As the Internet grew in popularity, EU quickly adapted. Eventually, Shelley said, more people were reading the publication online than the physical paper itself. Will steered that ship through what had been, up to that point, the darkest days yet for print media.
“[Will’s] main asset was his knowledge of Jacksonville and its audiences,” Shelley said.
“Jacksonville is notorious for being a walk-up city, where people buy their tickets at the last minute. He knew all the venues, inside and out,” Rachel added. “He never really wanted to be the center of attention.”
Will worked in other fields with an emphasis on entertainment, including movies and theater. In 1991, he helped create an indie wrestling organization, IWF (International Wrestling Federation) founded with Eddie Mansfield and operated out of Universal Studios in Orlando. He was also a minister.

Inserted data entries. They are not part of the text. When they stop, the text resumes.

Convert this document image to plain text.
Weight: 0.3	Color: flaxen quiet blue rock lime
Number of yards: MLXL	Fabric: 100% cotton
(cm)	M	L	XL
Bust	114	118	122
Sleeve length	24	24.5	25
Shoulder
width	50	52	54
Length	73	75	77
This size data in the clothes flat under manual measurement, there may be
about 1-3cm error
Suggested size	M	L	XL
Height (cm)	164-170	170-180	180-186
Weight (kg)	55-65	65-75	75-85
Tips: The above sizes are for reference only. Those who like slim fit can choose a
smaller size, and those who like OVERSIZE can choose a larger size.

“He was always into new ideas,” said Rachel, “and I think that’s what really helped him grasp what we did at the paper and what kept our advertisers so loyal. He had the ability to make [EU] a very special thing.”
The end came quickly.
“It was very sudden when [he] got sick,” Rachel said. The family thought it was just a bad cold and had no idea he was terminally ill. (To that, Will’s widow has one piece of advice: “If you smoke, and you have a cough, you should look into that.”)
He died in the saddle at Memorial Hospital on November 23, 2018, working on his deathbed and on the weekend, no less. He even sold three ads from the hospital the day before he died at the age of 67.
A lot of folks in such a situation would’ve shut down immediately, not wanting to deal with the stress and the sadness that comes from the memories surrounding them on all sides. But nope, not the Henleys.
There was never any question of the paper continuing, and it actually helped with the grieving process. Will’s responsibilities were divided up between Shelley, Rachel and her husband Nate. Though the final issue Will worked on came out a few weeks late, it still hit the stands, of course.
“It wasn’t the same without Will,” Shelley said, with sales being the hardest part, but they held on ferociously, until the choice was really no longer theirs.
“Every year, it [got] tougher and tougher,” said Shelley. Will’s loss was like a punch to the gut, but COVID-19 was the knockout blow.
“We did the good news,” said Shelley. “We didn’t mess with the wrecks or the crime or the politics. We always tried to keep things positive.” That spirit helped make EU an essential part of the city’s life and the Henley family beloved members of our community.
These days, Rachel has taken leave of the newspaper business and works in graphic design in the city’s Special Events department, a career not far removed from the family trade. The department has been a real workhorse for local culture in this era, and they benefit from her presence.
“One of the things that helps me with this work is that newspapers are such a multi-layered product,” said Rachel, who was also involved in the planning of GastroFest, a highly influential food event created to promote and elevate Northeast Florida’s food scene. “Being able to pull at multiple straws and put things together on the fly has proven to be a very useful skill.”
EU, much like the story of Folio itself, was all but history by last summer, but the intervention of John Phillips and his partners at Boldland Press has allowed for a new chapter to be written. When Phillips approached the Henleys about acquiring EU, they were instantly taken by his own family values and his obvious talent for promoting the community. “We wouldn’t have done this with anyone else,” Rachel said.
What this means is all of the work put in by Tony Trotti, Will Henley and their friends and families will continue—and give new generations access to the invaluable material they created.